Rather than selling excess solar power, some look to store it fo - Hawaii News Now - KGMB and KHNL

Rather than selling excess solar power, some look to store it for later

(Image: Hawaii News Now) (Image: Hawaii News Now)
(Image: Hawaii News Now) (Image: Hawaii News Now)
HONOLULU (HawaiiNewsNow) -

Anthony Aalto is about to flip the switch on his dependence on fossil fuels. Soon, he'll be more energy independent.

"I'll be connected to the grid basically in case of emergencies," he said.

Aalto chose Sunrun's BrightBox energy storage system to store solar power and energize his home.

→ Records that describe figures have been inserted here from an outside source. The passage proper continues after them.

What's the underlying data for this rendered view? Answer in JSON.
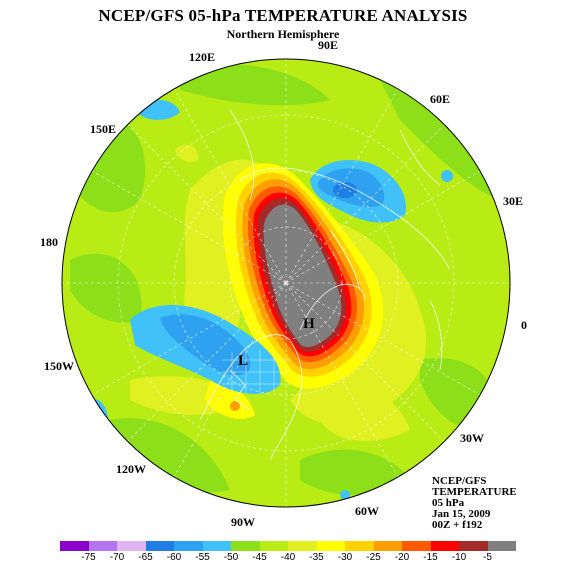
{
  "header": {
    "title": "NCEP/GFS 05-hPa TEMPERATURE ANALYSIS",
    "subtitle": "Northern Hemisphere"
  },
  "longitude_labels": [
    {
      "id": "90e",
      "text": "90E"
    },
    {
      "id": "120e",
      "text": "120E"
    },
    {
      "id": "60e",
      "text": "60E"
    },
    {
      "id": "150e",
      "text": "150E"
    },
    {
      "id": "30e",
      "text": "30E"
    },
    {
      "id": "180",
      "text": "180"
    },
    {
      "id": "0",
      "text": "0"
    },
    {
      "id": "150w",
      "text": "150W"
    },
    {
      "id": "30w",
      "text": "30W"
    },
    {
      "id": "120w",
      "text": "120W"
    },
    {
      "id": "60w",
      "text": "60W"
    },
    {
      "id": "90w",
      "text": "90W"
    }
  ],
  "pressure_centers": [
    {
      "id": "high",
      "text": "H"
    },
    {
      "id": "low",
      "text": "L"
    }
  ],
  "info_block": {
    "line1": "NCEP/GFS",
    "line2": "TEMPERATURE",
    "line3": "05 hPa",
    "line4": "Jan 15, 2009",
    "line5": "00Z + f192"
  },
  "colorbar": {
    "colors": [
      "#8b00cd",
      "#b476f0",
      "#e0b4f0",
      "#1e7ee6",
      "#2ea2f0",
      "#40c2f8",
      "#8ddf1a",
      "#b8ec14",
      "#e0f020",
      "#ffff00",
      "#ffd200",
      "#ff9e00",
      "#ff5a00",
      "#ff0000",
      "#a52a2a",
      "#7f7f7f"
    ],
    "ticks": [
      "-75",
      "-70",
      "-65",
      "-60",
      "-55",
      "-50",
      "-45",
      "-40",
      "-35",
      "-30",
      "-25",
      "-20",
      "-15",
      "-10",
      "-5"
    ]
  }
}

The system is powered by two Tesla Powerwall batteries.

The unit is the first installed under Hawaiian Electric Company's customer self-supply system.

"It allows me to power my house and whatever's left over I put into these batteries," he said. "At night, when the sun doesn't shine, I can draw on these batteries."

The Public Utility Commission's elimination of net energy metering is driving more consumers to invest in battery storage and backup units.

"Hawaii is really leading the way by allowing consumers to get the choice of their PV (photovoltaic) system with battery storage," said Sunrun's Chief Marketing Officer Michael Grasso said. "Consumers for the first time are going to be able to power their home both at day and at night."

Hawaiian Energy Connection's Powerblocks package is another system. It uses LG Chem batteries, and can be hooked to new and older solar panel systems.

"Our system is able to be installed in a retrofit market," said Chris DeBone, of Hawaiian Energy Connection.

A half dozen solar companies are leading the way in Hawaii's battery storage battle. Their systems are coupled with brand-name batteries.

"You're talking about major players that are going to able to fulfill the warranty -- LG Chem, Samsung, Tesla, Panasonic, Sony," DeBone said. "From there it starts getting thinner."

Prices on storage set-ups vary depending on consumer needs.

As for Aalto, he doesn't plan to get totally off the grid, but he will save on electricity.

He'll pay about 19 cents per kilowatt hour versus the 26-cent utility rate. "So I can do well by doing good," he said.

Aalto's home will be running off the Sunrun system as soon as HECO gives it the green light.